DPP4 is widely expressed on the surface of endothelial cells and immune cells such as lymphocytes and monocytes [4042]. DPP4 inhibitors exert their effects by inhibiting enzymatic degradation of GLP-1; however, recent studies reported non-enzymatic functions for DPP4 [43]. For instance, cell-surface DPP4 regulates inflammatory responses in innate immune cells such as monocytes and dendritic cells through the incretin-independent pathway [44, 45]. In endothelial cells, DPP4-mediated signaling pathways result in phosphorylation of endothelial nitric oxide synthase [41]. The distinct role of DPP4 in cardiac tissue remains unknown, but further examination will shed light on the novel functions of DPP4 inhibitors in the heart.

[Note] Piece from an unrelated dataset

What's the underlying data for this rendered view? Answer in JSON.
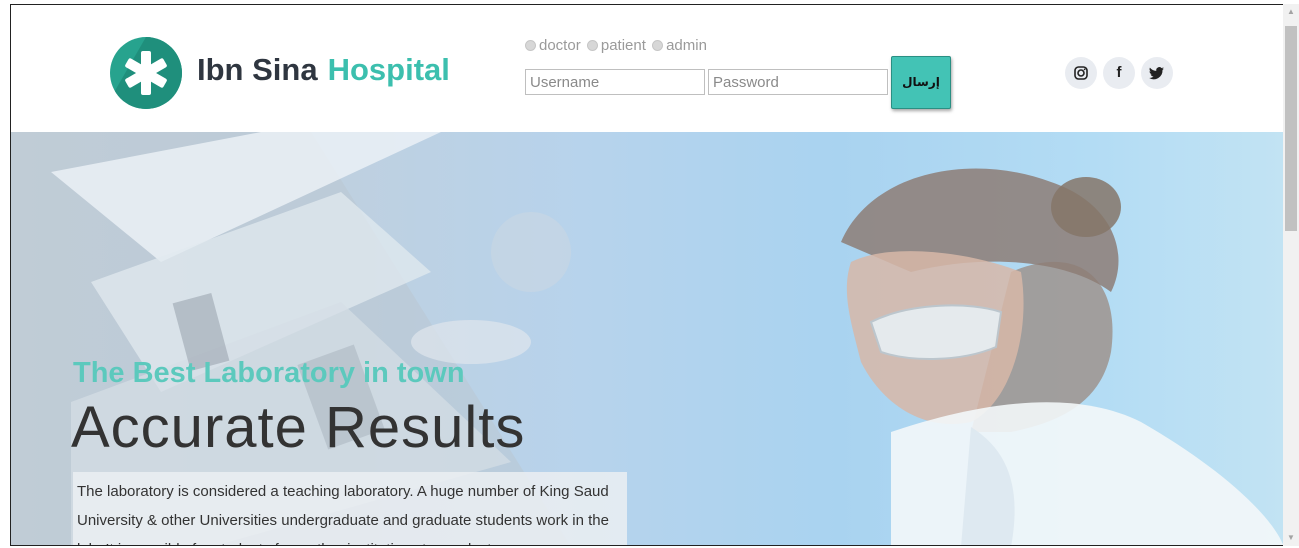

Although the effects of DPP4 inhibitors on LV hypertrophy in humans have not been fully elucidated, the moderate blood pressure–lowering effect of DPP4 inhibitor may have favorable effect on LV hypertrophy in this clinical setting [46]. The mechanism of this effect has been attributed to increased diuresis and natriuresis owing to inhibition of sodium reabsorption from the proximal renal tubules [47]. Another mechanism for the blood pressure–lowering effects of DPP4 inhibitors is peripheral vasodilatation and decreased peripheral vascular resistance. Recently, van Poppel et al. showed that vildagliptin improves endothelial function in patients with type 2 diabetes [48]. Moreover, a recent clinical study indicated that endothelial dysfunction is closely associated with HFpEF [49], and thus favorable effects of DPP4 inhibitors on the vascular system suggest a therapeutic potential for preventing LV hypertrophy and HFpEF in humans.

Limitations

The elevation of the circulating GLP-1 level has a potential role in cardioprotection, but we did not explore the direct effect of GLP-1 on hypertrophy of cardiomyocytes in this study. Further, a wide range of peptides are considered to be substrates of DPP4. Comprehensive analysis of the effect of DPP4 inhibitors on the substrates in hypertrophied hearts will help to identify the underlying mechanisms. Second, our finding indicated the potential role of vildagliptin on the protection, but not regression, of LV hypertrophy. In clinical practice, it would be of interest to see if administration of DPP4 inhibitor has benefits for patients with existing LV hypertrophy. Further study is warranted to address this question. Finally, It is necessary to understand the role of DPP4 itself in cardiac hypertrophy to address the potential role of DPP4 inhibitors as therapeutics.

In conclusion, a DPP4 inhibitor, vildagliptin, prevented LV hypertrophy caused by continuous exposure to isoproterenol in rats. This finding suggests the possibility of using a DPP4 inhibitor to prevent LV hypertrophy in humans.